Increasing fees to the same percentage of the time involved does not repay you for your newly expanded talent at writing up a 3.6 UAD. If the new UAD takes 50% longer and you only charge 50% more, you are working for the same hourly wage, but are just doing fewer reports per week. We collectively have all increased the fee another $X/hour we were working every time a change is made to the forms. That is not an increase in fees, it is just spreading out more money for reports that take longer to complete. At the end of the week, you are making the same wage, but producing less.
If you find that the new form takes more nuanced work and piecing together more moving parts resulting in more time, then I would suggest that each of has a new set of skills which should be priced at a premium more than just the increased amount of hours to complete said report. I agree with some of you that it is a great time to increase fees. The problem with our profession is that we collectively work for roughly the same hourly wage we did 10 to 15 years ago and we simply just add that same rate we are making to the report's longer estimated time to complete.

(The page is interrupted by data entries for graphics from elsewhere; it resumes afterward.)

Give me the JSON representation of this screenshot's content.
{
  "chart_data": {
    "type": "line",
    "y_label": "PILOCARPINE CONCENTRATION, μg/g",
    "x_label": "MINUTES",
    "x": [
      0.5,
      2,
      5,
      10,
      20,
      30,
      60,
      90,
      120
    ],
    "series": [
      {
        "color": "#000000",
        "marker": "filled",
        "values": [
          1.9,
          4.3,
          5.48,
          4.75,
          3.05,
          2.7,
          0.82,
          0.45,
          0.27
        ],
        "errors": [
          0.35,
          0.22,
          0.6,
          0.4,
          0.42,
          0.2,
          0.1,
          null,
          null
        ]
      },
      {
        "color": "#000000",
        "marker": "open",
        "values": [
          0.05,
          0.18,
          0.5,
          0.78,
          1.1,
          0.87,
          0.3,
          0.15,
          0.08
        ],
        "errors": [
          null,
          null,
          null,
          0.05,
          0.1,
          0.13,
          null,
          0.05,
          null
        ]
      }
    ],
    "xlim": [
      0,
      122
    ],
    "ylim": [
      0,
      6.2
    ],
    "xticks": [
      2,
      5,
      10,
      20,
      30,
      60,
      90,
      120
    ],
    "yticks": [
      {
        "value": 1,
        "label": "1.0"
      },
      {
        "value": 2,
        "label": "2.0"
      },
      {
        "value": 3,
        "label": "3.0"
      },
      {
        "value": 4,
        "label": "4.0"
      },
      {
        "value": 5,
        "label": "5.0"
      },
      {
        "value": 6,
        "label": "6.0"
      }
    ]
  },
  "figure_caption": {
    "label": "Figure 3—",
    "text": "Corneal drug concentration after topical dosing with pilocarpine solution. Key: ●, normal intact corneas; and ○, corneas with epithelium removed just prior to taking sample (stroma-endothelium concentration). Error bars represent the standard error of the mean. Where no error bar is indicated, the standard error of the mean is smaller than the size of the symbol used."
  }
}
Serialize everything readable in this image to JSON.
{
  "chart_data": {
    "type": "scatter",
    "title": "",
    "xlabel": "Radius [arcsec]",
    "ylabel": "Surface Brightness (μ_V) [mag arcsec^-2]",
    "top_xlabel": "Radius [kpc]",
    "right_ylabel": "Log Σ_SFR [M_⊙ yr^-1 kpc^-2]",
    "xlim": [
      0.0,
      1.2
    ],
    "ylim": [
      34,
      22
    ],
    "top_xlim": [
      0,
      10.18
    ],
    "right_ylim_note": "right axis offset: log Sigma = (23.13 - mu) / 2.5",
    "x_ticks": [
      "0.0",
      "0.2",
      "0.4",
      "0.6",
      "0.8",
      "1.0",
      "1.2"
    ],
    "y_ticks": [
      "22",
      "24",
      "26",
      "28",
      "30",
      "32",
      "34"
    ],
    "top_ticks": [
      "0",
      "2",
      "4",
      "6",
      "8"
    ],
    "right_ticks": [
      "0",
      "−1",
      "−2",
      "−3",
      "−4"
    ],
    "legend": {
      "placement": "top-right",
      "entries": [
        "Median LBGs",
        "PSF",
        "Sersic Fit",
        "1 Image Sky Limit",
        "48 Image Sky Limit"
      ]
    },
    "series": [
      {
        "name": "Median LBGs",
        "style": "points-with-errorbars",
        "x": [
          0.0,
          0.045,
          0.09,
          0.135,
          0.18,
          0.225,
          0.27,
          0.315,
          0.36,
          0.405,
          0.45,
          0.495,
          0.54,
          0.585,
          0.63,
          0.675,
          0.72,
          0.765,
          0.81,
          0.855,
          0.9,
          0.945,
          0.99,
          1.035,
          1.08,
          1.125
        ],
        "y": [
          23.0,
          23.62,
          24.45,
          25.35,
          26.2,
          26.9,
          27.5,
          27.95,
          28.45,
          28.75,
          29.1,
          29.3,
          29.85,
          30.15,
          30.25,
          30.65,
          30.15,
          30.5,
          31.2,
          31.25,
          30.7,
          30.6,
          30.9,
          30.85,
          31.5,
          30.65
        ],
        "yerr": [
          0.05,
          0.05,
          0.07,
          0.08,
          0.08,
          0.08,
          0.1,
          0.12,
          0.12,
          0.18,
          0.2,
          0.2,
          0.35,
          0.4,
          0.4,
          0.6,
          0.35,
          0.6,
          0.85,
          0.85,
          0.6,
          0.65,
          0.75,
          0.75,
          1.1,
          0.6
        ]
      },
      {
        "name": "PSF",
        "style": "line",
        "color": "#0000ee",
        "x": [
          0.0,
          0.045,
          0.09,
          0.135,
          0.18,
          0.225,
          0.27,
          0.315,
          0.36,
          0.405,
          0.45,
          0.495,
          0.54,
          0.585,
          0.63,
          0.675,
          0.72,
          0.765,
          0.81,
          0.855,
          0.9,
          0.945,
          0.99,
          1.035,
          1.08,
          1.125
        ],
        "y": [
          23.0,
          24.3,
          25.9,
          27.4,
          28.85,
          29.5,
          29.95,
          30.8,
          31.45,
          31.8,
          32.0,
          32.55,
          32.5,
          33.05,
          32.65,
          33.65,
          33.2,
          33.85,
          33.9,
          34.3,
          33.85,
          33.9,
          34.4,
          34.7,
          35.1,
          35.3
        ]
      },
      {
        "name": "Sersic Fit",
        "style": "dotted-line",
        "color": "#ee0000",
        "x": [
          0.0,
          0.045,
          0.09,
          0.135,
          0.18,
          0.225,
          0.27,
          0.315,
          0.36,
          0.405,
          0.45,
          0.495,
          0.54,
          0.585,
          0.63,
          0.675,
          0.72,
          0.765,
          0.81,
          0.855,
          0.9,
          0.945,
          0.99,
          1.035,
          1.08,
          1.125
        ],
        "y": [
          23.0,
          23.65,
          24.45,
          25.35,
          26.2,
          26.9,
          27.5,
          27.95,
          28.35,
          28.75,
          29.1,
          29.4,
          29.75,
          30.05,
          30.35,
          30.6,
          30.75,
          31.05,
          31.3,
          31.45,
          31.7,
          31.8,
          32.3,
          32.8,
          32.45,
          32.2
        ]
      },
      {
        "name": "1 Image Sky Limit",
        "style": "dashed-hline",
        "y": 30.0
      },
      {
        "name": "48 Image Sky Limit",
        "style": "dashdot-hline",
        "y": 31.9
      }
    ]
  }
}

We seem to forget to increase our fees based on cost-of-living increases, increased costs of MLS fees, other data sources etc.. We have a skill set that is not easily replaced, as well as our vast working knowledge of the local markets. Maybe this new form is just what we need. The more complex and stressful, the fewer skippies will want to enter our profession to water down the quality and prices. I am going to embrace this thing and let my clients know what it all entails. I have a short client list anyway and have so far avoided AMC's.
I know the profession is shrinking. I believe another post indicated we are losing appraisers at 5% per year. I think the November 2026 mandatory roll-out will see an avalanche of appraisers quitting the profession.